In sum, the court GRANTS the Plaintiff's motion for partial summary judgment on the issue of whether Plaintiff is entitled to the PIP coverage in the amount of $50,000.

The court DENIES the Defendant's motion for summary judgment on the question of whether the Plaintiff is entitled to recover lost earnings.

The court GRANTS the Defendant's Motion for Summary Judgment on the issue of whether the Plaintiff is entitled to statutory penalties, punitive damages, and attorney's fees.

NOTES

[1] At the conference held on January 27, 1984, the parties agreed that Mr. Russell is asserting his claim solely under his wife's policy. However, he initially claimed benefits under both policies.

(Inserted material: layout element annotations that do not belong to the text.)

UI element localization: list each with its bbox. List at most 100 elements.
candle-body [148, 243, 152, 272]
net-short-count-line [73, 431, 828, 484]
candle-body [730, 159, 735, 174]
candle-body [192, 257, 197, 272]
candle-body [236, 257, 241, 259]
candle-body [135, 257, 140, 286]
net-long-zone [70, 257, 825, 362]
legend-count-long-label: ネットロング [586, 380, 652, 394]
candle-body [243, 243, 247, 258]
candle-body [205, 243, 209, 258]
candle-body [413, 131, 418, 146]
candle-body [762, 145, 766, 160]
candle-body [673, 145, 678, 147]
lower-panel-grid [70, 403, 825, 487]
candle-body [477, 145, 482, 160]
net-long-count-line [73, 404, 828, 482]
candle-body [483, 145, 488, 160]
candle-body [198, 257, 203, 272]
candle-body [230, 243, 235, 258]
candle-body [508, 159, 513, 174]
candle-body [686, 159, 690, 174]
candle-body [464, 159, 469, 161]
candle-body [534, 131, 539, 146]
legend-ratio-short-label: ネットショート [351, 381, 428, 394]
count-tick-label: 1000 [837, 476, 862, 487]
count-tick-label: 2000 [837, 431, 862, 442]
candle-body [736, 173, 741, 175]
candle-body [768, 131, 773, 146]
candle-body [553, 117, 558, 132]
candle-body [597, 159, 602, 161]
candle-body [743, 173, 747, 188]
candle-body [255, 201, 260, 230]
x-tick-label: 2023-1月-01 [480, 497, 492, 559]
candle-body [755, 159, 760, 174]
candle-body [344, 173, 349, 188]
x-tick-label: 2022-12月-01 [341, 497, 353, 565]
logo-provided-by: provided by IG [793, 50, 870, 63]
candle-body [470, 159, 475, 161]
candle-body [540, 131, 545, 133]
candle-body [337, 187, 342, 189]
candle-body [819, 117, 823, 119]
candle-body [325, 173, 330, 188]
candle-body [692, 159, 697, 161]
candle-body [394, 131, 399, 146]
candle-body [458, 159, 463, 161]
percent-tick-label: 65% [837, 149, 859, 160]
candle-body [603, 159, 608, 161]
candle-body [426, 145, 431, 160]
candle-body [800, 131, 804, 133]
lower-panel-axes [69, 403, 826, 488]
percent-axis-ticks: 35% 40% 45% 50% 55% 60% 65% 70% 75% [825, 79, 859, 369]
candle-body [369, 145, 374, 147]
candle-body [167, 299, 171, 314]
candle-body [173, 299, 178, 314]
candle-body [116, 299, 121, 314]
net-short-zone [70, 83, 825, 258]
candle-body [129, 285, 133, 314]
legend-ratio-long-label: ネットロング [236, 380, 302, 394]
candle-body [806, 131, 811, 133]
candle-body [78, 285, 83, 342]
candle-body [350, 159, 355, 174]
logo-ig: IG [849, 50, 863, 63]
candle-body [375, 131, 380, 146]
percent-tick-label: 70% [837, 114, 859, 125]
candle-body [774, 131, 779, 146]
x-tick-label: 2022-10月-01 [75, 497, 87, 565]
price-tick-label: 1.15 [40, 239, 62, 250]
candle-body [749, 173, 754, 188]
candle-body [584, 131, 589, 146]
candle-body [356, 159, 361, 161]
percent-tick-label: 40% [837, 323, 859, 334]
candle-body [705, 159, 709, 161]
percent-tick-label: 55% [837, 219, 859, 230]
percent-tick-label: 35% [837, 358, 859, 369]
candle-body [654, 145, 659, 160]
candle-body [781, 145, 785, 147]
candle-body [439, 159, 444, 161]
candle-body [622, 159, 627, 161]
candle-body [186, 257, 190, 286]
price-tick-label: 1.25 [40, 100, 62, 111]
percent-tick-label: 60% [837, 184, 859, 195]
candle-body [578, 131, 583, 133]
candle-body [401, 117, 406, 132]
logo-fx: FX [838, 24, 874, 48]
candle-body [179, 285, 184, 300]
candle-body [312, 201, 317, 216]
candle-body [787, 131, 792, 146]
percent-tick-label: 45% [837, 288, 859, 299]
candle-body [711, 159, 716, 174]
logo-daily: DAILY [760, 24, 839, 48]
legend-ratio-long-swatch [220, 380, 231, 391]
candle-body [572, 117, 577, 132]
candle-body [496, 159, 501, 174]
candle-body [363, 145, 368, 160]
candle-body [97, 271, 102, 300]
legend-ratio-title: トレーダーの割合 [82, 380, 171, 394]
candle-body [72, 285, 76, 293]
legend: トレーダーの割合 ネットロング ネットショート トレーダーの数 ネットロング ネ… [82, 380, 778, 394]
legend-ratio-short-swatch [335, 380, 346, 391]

[2] Because the Plaintiff has elected to obtain the maximum PIP coverage, O.C.G.A. § 33-34-5 is the relevant statutory provision.

[3] Specifically, the Plaintiff states that prior to May 31, 1981, he was employed by Goodyear Tire & Rubber Company as a creeler earning approximately $347.89 per week. On March 31, 1982, Mr. Russell was permitted by his doctor to return to work with Goodyear as a weaver, which position allegedly paid less money per hour than the creeling job.

[4] Decisions of the Fifth Circuit handed down prior to September 30, 1981, are binding precedent unless overruled or modified by the Eleventh Circuit en banc. Bonner v. City of Prichard, 661 F.2d 1206, 1209-10 (11th Cir.1981).

[5] This issue was raised in the Defendant's Motion for Summary Judgment. The Plaintiff did not request judgment as a matter of law on the issue of whether he is entitled to recover statutory penalties, punitive damages, or attorney's fees. In fact, the Plaintiff, in his Response to Defendant's Brief in Opposition to Plaintiff's Motion for Summary Judgment, stated that

[i]f this Court grants [his] motion for partial summary judgment, the issues remaining before this Court are punitive damages, attorney's fees and the statutory penalty for defendant's bad faith failure to pay plaintiff's claim. The test under Ga.Code Ann. § 56-3406b, now OCGA § 33-34-6, is one of good faith of the insurer, and the burden of proof is on the insurer. (cite omitted). Ordinarily, the determination of good or bad faith of the insurer is one for the jury. (cites omitted).